When the Threat of Political Violence Is RealRoundup
tags: Congress, polarization, political violence, Capitol Riot
Scarcely had the violence ebbed on Capitol Hill on Jan. 6 when the Republican calls for healing began. Representative Debbie Lesko of Arizona made an anti-impeachment cease-and-desist plea on Jan. 12 that was typical of many. Addressing Democrats, she warned that impeachment would “further divide our country, further the unrest and possibly incite more violence.” Senator Lindsey Graham of South Carolina concurred, declaring on Fox News that calls for impeachment would “incite more violence” and “divide the country.”
Although couched in calls for unity, these warnings are remarkably one-sided. There is no talk of reconciliation or compromise. No acceptance of responsibility. Lots of blame casting. And little willingness to calm and inform their base. Even now, some Republicans refuse to admit that Joe Biden won the election, and the Senate vote on an impeachment trial on Jan. 26 suggests that most Republicans want no investigation and will place no blame. They want reconciliation without apologies, concessions without sacrifice, power without accountability.
And many of them are using threats of violence to encourage Democrats and the disloyal to fall in line. If you impeach the president there will be violence, they charge. Masked in democratic platitudes like “unity” and “healing,” the inherent menace in such pleas is utterly deniable. But they are threats nonetheless.
Not all Republican threats have been subtle. Consider the words of the newly elected Representative Madison Cawthorn of North Carolina at a Turning Point USA event on Dec. 21. “Call your congressman,” he told attendees, “and feel free — you can lightly threaten them and say, you know what, if you don’t start supporting election integrity, I’m coming after you. Madison Cawthorn is coming after you. Everybody’s coming after you.” Cawthorn later denounced the violence at the Capitol. But his call for “light” threats was part of the roiling rhetoric that paved the way to Jan. 6.
Threats have power in a democratic politics of give and take. They’re intended to intimidate people into silence or compliance. If they’re believable — and only if they’re believable — they shape outcomes, strengthened by the weight of possibility. In the last four years, we’ve seen the former president’s ample servings of public humiliation silence or sideline people time and again. Never has the bully pulpit been so bullying.
The impact of such threats was apparent in the House vote on impeachment. “I had a lot of conversations with my Republican colleagues last night,” reported Representative Jason Crow, Democrat of Colorado, on MSNBC on Jan. 13, and a “couple of them actually broke down in tears … saying that they are afraid for their lives if they vote for this impeachment.”

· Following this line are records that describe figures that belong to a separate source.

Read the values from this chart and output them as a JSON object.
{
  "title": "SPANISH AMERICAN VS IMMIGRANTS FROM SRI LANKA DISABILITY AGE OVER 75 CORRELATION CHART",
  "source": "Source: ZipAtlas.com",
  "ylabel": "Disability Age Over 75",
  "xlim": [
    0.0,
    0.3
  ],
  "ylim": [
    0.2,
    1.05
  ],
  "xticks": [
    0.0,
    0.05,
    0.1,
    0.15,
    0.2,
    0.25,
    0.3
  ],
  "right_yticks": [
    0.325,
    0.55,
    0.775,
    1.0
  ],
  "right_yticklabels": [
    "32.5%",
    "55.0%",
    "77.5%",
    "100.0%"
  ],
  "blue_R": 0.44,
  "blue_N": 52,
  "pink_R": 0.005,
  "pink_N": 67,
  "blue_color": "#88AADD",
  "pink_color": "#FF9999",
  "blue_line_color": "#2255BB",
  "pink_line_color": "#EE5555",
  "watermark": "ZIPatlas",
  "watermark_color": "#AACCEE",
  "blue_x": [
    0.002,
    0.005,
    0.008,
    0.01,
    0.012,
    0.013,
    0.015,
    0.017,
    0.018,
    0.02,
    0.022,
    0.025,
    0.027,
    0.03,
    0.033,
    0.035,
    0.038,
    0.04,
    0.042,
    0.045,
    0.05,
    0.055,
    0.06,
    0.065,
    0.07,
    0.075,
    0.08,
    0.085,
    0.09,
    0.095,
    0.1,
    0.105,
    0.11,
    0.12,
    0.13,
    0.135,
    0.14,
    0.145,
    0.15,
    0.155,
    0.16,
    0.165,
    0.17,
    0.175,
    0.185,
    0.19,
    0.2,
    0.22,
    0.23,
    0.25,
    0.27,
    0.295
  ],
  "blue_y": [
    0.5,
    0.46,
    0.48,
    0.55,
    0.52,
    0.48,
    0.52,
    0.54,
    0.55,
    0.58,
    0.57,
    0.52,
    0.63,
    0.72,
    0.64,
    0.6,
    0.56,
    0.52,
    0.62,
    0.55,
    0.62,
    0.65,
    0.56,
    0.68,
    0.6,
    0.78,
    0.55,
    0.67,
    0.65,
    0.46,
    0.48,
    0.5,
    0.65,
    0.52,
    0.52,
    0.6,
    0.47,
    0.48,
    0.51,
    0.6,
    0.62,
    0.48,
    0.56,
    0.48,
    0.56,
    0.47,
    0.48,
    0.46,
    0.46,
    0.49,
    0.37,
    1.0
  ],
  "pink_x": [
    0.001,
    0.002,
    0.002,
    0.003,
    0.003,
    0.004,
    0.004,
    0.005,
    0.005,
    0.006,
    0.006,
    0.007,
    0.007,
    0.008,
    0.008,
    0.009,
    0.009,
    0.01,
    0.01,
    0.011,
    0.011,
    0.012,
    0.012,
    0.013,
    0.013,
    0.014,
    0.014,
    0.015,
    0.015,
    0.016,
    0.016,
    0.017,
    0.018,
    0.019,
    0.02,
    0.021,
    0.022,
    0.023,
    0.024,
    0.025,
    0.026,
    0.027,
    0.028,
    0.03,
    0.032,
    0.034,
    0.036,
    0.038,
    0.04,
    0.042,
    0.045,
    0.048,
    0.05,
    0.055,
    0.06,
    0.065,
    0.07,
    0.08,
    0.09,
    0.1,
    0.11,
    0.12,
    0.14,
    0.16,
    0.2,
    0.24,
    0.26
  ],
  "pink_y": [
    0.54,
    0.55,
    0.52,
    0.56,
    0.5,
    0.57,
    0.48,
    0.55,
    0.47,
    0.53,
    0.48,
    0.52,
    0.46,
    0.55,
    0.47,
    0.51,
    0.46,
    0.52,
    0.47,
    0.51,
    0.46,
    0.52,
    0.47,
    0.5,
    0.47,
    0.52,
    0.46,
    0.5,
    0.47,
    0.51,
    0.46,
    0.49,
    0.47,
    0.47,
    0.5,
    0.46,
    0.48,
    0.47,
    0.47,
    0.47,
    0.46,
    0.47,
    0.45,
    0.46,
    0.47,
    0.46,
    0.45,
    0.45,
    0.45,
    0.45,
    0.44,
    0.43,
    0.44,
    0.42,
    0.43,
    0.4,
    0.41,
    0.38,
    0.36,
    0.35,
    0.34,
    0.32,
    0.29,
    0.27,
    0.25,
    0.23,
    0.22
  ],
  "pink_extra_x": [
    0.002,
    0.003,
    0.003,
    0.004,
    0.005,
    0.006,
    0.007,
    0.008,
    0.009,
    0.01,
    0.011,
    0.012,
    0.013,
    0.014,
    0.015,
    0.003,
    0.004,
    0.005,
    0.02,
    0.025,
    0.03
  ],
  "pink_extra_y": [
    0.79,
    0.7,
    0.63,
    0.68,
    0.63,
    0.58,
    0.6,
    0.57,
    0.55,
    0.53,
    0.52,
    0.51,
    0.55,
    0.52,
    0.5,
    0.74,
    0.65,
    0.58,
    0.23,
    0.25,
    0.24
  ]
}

This is bullying as politics, the modus operandi of our departed chief. Hardly a Trumpian innovation, its heyday was in the decades before the Civil War. During the 1840s and 1850s, America was divided over the fate of slavery. Political parties were splintering under the strain. National institutions were struggling — and failing — to contain it. The press sensationalized the struggle to serve a cause and sell papers. And a new technology spread journalistic hot-takes throughout the nation with greater reach and speed than ever before. The telegraph was the social media of its day, and it came into use in the late 1840s as the slavery crisis was rising toward its peak.